One idea I had is using a JavaScript 2015 Symbol, however TypeScript doesn't seem to know about these.

An other idea was using an enum, however TypeScript complains that a member initializer must be constant expression:

const enum Weather {
  sunny = 'sunny',
  bad = 'bad',
  windy = Symbol('windy')
}

I would have thought that a string constant is a constant expression.

Answer

Daniel Rosenwasser picture Daniel Rosenwasser · Oct 12, 2016

TypeScript 2.0 has support for discriminated unions/algebraic data types. The documentation is here.

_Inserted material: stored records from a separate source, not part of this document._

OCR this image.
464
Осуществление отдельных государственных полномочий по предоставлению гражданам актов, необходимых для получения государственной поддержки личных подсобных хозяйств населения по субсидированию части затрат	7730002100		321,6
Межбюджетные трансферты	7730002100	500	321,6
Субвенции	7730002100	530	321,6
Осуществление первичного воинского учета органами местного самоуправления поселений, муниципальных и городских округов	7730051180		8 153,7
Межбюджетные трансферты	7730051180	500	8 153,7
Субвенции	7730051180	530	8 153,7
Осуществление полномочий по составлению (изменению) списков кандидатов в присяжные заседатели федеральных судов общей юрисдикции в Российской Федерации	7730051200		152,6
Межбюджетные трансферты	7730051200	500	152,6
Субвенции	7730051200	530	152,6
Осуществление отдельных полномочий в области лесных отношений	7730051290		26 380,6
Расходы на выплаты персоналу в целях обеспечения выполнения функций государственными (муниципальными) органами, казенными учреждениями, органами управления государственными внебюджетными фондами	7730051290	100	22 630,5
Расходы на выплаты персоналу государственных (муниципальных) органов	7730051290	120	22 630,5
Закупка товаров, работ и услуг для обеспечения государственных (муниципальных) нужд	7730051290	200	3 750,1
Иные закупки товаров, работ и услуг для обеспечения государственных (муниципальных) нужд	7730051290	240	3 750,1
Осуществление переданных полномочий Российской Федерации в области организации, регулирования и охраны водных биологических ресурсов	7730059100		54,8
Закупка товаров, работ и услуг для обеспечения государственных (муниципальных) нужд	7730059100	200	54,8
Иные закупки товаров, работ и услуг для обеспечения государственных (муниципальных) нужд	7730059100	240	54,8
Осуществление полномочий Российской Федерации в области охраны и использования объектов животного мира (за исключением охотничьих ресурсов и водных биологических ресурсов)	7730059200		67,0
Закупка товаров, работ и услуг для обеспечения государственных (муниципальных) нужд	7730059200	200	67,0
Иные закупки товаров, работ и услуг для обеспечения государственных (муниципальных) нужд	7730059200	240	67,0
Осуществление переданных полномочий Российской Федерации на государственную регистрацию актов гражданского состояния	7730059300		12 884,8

You can combine string literal types, union types, type guards, and type aliases to build an advanced pattern called discriminated unions, also known as tagged unions or algebraic data types. Discriminated unions are useful in functional programming. Some languages automatically discriminate unions for you; TypeScript instead builds on JavaScript patterns as they exist today. There are three ingredients:

  1. Types that have a common literal (or enum) property — the discriminant.
  2. A type alias that takes the union of those types — the union.
  3. Type guards on the common property.

Let's start:

interface Square {
    kind: "square";
    size: number;
}
interface Rectangle {
    kind: "rectangle";
    width: number;
    height: number;
}
interface Circle {
    kind: "circle";
    radius: number;
}

First we declare the interfaces we will union. Each interface has a kind property with a different string literal type. The kind property is called the discriminant or tag. The other properties are specific to each interface. Notice that the interfaces are currently unrelated. Let's put them into a union:

type Shape = Square | Rectangle | Circle;

Now let's use the discriminated union:

function area(s: Shape) {
    switch (s.kind) {
        case "square": return s.size * s.size;
        case "rectangle": return s.height * s.width;
        case "circle": return Math.PI * s.radius ** 2;
    }
}

In each of those branches, TypeScript will narrow down the type. If you try to use a case clause with a value that isn't present as any kind property, then TypeScript will error.